Please also see our section on “Is Antizionism Antisemitism?

But what about zionism?

This project is not an inquiry into Zionism or an analysis of the State of Israel. Those subjects already have a vast body of scholarship, institutions, and debate devoted to them. Our focus is different: to study the antizionist complex—its logic, its effects, and its mechanisms across social, political, and cultural contexts. The “Zionism” invoked by contemporary antizionists is not a faithful representation of Jewish history or political thought, but a rhetorical construct, engineered to stand in for the Jew as the object of collective blame. To center that construct would be to accept its terms and to return once again to the cycle of Jewish self-explanation, where legitimacy must be endlessly reargued rather than assumed. Our task is not to defend or reinterpret Zionism, but to examine antizionism as a hate movement, sustained by its own ideological machinery.

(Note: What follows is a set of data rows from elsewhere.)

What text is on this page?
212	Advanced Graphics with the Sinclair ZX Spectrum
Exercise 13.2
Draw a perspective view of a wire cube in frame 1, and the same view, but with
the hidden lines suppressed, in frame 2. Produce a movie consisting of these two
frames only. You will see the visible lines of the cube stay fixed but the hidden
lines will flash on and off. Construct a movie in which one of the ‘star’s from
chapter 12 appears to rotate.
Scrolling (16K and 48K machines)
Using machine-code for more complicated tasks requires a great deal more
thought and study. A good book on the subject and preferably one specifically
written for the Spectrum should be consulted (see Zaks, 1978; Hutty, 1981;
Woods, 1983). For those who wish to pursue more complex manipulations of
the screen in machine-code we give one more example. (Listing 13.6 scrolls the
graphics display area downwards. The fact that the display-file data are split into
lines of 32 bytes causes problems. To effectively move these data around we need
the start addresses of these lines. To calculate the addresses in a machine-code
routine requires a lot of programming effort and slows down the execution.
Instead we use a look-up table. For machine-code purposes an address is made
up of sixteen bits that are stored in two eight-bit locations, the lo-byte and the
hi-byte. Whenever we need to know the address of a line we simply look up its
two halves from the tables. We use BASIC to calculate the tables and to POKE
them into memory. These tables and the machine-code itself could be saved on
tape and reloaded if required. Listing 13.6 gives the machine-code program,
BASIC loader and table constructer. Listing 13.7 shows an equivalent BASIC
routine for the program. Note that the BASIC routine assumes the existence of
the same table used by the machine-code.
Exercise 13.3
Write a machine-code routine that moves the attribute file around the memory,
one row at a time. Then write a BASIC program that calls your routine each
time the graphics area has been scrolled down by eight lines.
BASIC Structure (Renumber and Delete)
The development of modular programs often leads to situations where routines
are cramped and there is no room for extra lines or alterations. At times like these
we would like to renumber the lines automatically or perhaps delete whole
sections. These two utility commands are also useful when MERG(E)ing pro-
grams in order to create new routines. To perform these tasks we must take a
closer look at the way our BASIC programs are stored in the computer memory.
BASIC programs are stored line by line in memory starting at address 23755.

Why no hyphen in antizionism?

Because the anti- construction itself is fraudulent: it implies a real, stable counterpart that does not exist in the way antizionists claim. No one today speaks of “Semitism,” just as no serious thinker still treats “anti-Semitism” as literal opposition to a coherent thing called “Semitism.” We understand that the term was always an invention—a pseudo-scientific fig leaf for older hatreds. The same is true here. Antizionism is not the negation of a concrete ideology but the latest rhetorical form through which hostility toward Jews disguises itself as moral critique. Removing the hyphen signals that recognition: there is no balanced dyad, no “anti-” to something real—only the modern grammar of an inherited hate.

can’t you criticize israel?

Criticism of Israel, like criticism of any country, is a normal and necessary feature of public life. But that is not what we are witnessing. The obsessive repetition of libels, the spreading of antizionist conspiracies, the denial of antizionist atrocities, the erasure of Jewish history and identity, the threats painted on synagogues, the vandalism of Jewish businesses, the purging of Jews from social and professional spaces, the harassment of Jewish students, the masked mobs chanting for Israel’s destruction, the assaults in the street—none of this is civic critique. To describe this pattern as “criticism of Israel” is emotionally dishonest and morally dangerous.

is it libel if it’s true, or contains true elements?

Please see our section on libel here.

what about antizionist jews?

Please see our section on antizionist Jews here.

what about palestinians?

Exposing antizionism as a form of hate does not diminish Palestinian trauma or rights. Palestinian suffering is real and demands meaningful political redress—including the dismantling of the antizionist complex that exploits that suffering for its own ends. What this project confronts is an ideology that seeks to criminalize Jewish existence as a collective people. True solidarity rejects the zero-sum logic that one people’s liberation depends on another’s annihilation.

are you partisan?

No. This movement transcendes political affiliation and ideological boundaries. Antizionism manifests across the political spectrum, from the progressive left to the far right, articulated in different idioms but serving a common function: the purification of collective identity through the exclusion of Jews. Our work is rooted in universal moral principles and in the understanding that anti-Jewish hatred is not only a Jewish concern but a societal pathology that undermines the foundations of justice. We seek to safeguard that justice from the corrosive influence of antizionism wherever it emerges.

can non-jews participate in your movement?

Yes, and their participation is essential! Because antizionism operates primarily within non-Jewish societies, those societies bear the responsibility for dismantling it. Jewish voices can describe give testimony; non-Jewish allies must help transform the culture that permits it. Joining this work does not require uniformity of thought on Israeli policy or Jewish theology—it requires a principled commitment to oppose scapegoating, reject moral hierarchies that single out Jews, and affirm a shared human obligation to justice and truth.